Mentre la pioggia batte incessantemente, un uomo viene condotto, zuppo e sconvolto, in una stanza che sembra un bunker da uomini che indossano una divisa militare. L’uomo si dibatte e vorrebbe fuggire, ma l’incombente atmosfera di arcana ambiguità e l’ammonimento dei suoi guardiani di attendere l’arrivo del commissario, lo inducono a rimanere. L’ambiente è tetro e illuminato da fievoli luci, sulle grigie pareti scabre sono incise frasi prive di senso compiuto, l’orologio alla parete è privo di lancette, gli scaffali sono pieni di libri polverosi.
L’arrivo del commissario dà inizio a un confronto serrato che spingerà l’uomo nell’abisso della sua psiche scavando nei labirinti della memoria, fino al disvelamento finale della verità.
Glauco Mauri ha voluto realizzare questa versione teatrale dell’opera cinematografica del 1994 di Giuseppe Tornatore, incoraggiato “dalla struttura originaria dell’opera sospesa tra cinema e teatro, dall’intensità del racconto, dal suo ritmo illuminato da emozionanti colpi di scena, da una razionale e commossa visione della vita”, in cui la forza espressiva è incentrata sulla parola e l’azione si svolge in una notte. Le domande, piuttosto che le risposte, aiuteranno a ricostruire i tasselli di vita dell’uomo, tra luci e ombre, segreti e apparenti verità. Alla fine, il thriller si scioglie nell’arcano dell’esistenza: “la vita è una fuga” è uno dei graffiti sulla parete.
È sul filo di dialoghi serrati e tormentosi, ma anche disseminati di indizi, attraverso colpi di scena e picchi di suspense, che “un uomo aiuta un altro uomo a cercare di capire quel viaggio a volte stupendo e a volte terribile, ma sempre affascinante, che è la vita”.
La riscrittura di Mauri stende pennellate di viscerale umanità e di sublime poesia, che amplificano l’angosciosa e claustrofobica condizione psicologica in cui si dibatte lo scrittore Onoff, arrestato nel bosco in stato confusionale con l’accusa di omicidio, essendo stato trovato un cadavere.
Si cerca un colpevole con la pura formalità di un interrogatorio, si troverà la coscienza di un uomo, che dovrà scegliere se rimanere a vagare nel buio o approdare a una nuova consapevolezza.
Giuliano Spinelli ha ideato l’ambientazione scenografica di un luogo ottenebrante e atemporale sferzato da una pioggia ossessiva con continui blackout, che contribuisce a tenere alto il livello di tensione di questo thriller psicologico.

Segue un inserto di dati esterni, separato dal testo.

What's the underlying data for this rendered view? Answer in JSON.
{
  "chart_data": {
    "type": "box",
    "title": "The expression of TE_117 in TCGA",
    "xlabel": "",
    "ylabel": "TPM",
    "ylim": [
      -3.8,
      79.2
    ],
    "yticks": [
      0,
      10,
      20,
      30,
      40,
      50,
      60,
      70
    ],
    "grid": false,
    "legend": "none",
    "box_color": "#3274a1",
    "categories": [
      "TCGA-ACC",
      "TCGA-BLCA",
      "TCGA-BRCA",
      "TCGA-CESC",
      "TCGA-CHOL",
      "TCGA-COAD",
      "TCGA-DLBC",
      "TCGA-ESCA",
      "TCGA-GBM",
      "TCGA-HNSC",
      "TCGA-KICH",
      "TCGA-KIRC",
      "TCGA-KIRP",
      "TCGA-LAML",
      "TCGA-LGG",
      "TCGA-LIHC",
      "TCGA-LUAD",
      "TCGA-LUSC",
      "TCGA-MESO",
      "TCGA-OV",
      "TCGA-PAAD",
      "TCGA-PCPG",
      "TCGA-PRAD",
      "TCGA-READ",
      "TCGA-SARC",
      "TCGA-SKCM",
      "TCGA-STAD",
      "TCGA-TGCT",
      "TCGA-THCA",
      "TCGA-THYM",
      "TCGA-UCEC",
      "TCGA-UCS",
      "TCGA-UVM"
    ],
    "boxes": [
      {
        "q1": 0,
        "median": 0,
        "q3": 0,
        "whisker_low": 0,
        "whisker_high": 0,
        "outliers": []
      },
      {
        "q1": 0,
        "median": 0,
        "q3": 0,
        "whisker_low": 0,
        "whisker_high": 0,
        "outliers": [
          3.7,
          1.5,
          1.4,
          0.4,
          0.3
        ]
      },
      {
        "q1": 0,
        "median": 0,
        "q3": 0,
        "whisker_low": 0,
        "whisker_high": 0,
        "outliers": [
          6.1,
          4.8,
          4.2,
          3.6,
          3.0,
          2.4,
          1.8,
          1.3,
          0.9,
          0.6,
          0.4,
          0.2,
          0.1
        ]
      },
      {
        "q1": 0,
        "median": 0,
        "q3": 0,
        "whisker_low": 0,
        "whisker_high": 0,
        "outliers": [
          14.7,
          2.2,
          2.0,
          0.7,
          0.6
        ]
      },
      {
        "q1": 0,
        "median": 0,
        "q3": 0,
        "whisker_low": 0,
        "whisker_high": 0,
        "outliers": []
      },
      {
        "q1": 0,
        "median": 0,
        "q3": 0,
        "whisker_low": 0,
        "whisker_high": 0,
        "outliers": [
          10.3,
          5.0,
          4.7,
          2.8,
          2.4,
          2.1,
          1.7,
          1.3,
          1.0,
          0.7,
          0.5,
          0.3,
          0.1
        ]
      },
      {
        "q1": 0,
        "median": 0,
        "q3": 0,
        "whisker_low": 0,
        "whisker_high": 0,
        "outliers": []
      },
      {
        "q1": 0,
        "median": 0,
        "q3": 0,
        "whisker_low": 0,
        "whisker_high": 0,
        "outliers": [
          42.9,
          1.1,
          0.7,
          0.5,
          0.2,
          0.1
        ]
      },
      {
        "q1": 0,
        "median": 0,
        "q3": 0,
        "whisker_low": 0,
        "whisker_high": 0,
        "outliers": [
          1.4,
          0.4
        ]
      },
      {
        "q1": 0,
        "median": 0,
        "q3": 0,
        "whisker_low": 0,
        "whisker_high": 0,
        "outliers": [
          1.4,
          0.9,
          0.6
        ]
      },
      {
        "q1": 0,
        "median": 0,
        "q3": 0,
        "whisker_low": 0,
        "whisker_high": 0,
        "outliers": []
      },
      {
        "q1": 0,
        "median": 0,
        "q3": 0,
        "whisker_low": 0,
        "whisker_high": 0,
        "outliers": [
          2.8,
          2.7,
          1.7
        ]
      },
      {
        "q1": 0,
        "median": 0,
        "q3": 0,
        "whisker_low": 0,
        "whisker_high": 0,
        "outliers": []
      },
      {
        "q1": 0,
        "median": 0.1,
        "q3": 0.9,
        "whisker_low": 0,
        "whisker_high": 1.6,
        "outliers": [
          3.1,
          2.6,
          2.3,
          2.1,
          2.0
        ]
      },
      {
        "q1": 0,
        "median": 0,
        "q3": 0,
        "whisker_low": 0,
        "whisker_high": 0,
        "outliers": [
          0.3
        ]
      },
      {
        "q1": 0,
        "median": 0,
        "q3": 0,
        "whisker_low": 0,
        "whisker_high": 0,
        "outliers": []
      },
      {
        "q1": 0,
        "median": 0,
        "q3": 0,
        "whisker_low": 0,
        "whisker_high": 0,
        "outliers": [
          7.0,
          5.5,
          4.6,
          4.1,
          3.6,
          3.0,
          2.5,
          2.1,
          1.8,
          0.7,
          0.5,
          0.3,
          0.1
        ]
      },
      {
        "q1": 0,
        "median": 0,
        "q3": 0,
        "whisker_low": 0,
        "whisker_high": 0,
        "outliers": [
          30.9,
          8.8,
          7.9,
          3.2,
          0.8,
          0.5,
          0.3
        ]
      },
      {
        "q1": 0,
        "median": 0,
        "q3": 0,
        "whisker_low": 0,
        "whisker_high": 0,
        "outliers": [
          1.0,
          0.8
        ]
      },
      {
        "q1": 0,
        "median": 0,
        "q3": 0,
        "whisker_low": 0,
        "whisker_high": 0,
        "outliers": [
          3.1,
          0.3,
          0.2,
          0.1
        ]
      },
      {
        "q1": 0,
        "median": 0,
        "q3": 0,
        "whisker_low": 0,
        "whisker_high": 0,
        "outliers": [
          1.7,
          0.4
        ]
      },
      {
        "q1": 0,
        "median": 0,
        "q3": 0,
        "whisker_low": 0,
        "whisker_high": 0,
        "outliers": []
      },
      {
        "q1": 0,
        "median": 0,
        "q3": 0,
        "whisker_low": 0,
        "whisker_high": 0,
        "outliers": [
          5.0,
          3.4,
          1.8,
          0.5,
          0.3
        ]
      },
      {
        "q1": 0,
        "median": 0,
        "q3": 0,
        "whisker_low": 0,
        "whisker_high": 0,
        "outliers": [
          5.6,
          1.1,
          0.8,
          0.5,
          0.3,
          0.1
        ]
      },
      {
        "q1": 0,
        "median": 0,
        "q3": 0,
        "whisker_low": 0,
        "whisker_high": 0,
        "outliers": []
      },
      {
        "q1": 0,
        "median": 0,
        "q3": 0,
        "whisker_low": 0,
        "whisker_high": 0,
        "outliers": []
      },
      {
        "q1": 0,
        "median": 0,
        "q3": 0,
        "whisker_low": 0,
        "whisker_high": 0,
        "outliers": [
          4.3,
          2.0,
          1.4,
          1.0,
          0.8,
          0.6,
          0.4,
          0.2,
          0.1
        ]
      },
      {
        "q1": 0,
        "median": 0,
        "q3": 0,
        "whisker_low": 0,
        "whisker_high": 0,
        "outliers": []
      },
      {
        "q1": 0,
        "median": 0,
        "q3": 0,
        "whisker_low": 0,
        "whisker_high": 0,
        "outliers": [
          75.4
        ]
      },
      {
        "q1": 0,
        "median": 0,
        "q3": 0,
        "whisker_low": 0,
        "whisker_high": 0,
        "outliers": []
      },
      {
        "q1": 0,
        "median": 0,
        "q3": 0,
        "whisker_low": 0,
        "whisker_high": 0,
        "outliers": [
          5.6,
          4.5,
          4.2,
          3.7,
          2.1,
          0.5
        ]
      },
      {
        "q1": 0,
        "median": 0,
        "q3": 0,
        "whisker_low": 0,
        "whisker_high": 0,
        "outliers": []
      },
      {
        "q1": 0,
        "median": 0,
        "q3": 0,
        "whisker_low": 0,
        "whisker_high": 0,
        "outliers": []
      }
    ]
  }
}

Tutto si scioglie col baluginio delle luci dell’alba, metafora della luce della verità, che capovolge i presupposti. Le musiche di Germano Mazzocchetti amplificano lo snervante scrosciare della pioggia che fa da leitmotiv.
Glauco Mauri nel ruolo del commissario (che fu di Roman Polanski) è tanto implacabile nella volontà di smascherare il colpevole quanto umanamente comprensivo verso le amnesie e le discordanze, mutuando con modulazioni vocali ed espressive, la dialettica introspettiva e perfino maieutica che Dostoevskij estrinseca nel rapporto tra Porfirij e Raskolnikov in Delitto e Castigo. Roberto Sturno è trasognato e perso negli anfratti della mente dello scrittore Onoff (interpretato nel film da Gérard Depardieu) precipitato nella disperazione di non sapere cosa vogliano da lui persone che sembrano, tutte, portatrici di tasselli di verità: “per non morire d’angoscia e di vergogna, gli uomini sono condannati a dimenticare le cose sgradevoli della loro vita; e più sono sgradevoli più si affrettano a dimenticarle” aveva scritto Onoff in un romanzo. Gli altri interpreti, stranianti ed enigmatici, sono Giuseppe Nitti, Amedeo D’Amico, Paolo Benvenuto Vezzoso, Marco Fiore.
Un plauso a Mauri, per il triplice impegno di scrittura, regia e interpretazione che lo conferma come uno dei maestri del nostro palcoscenico.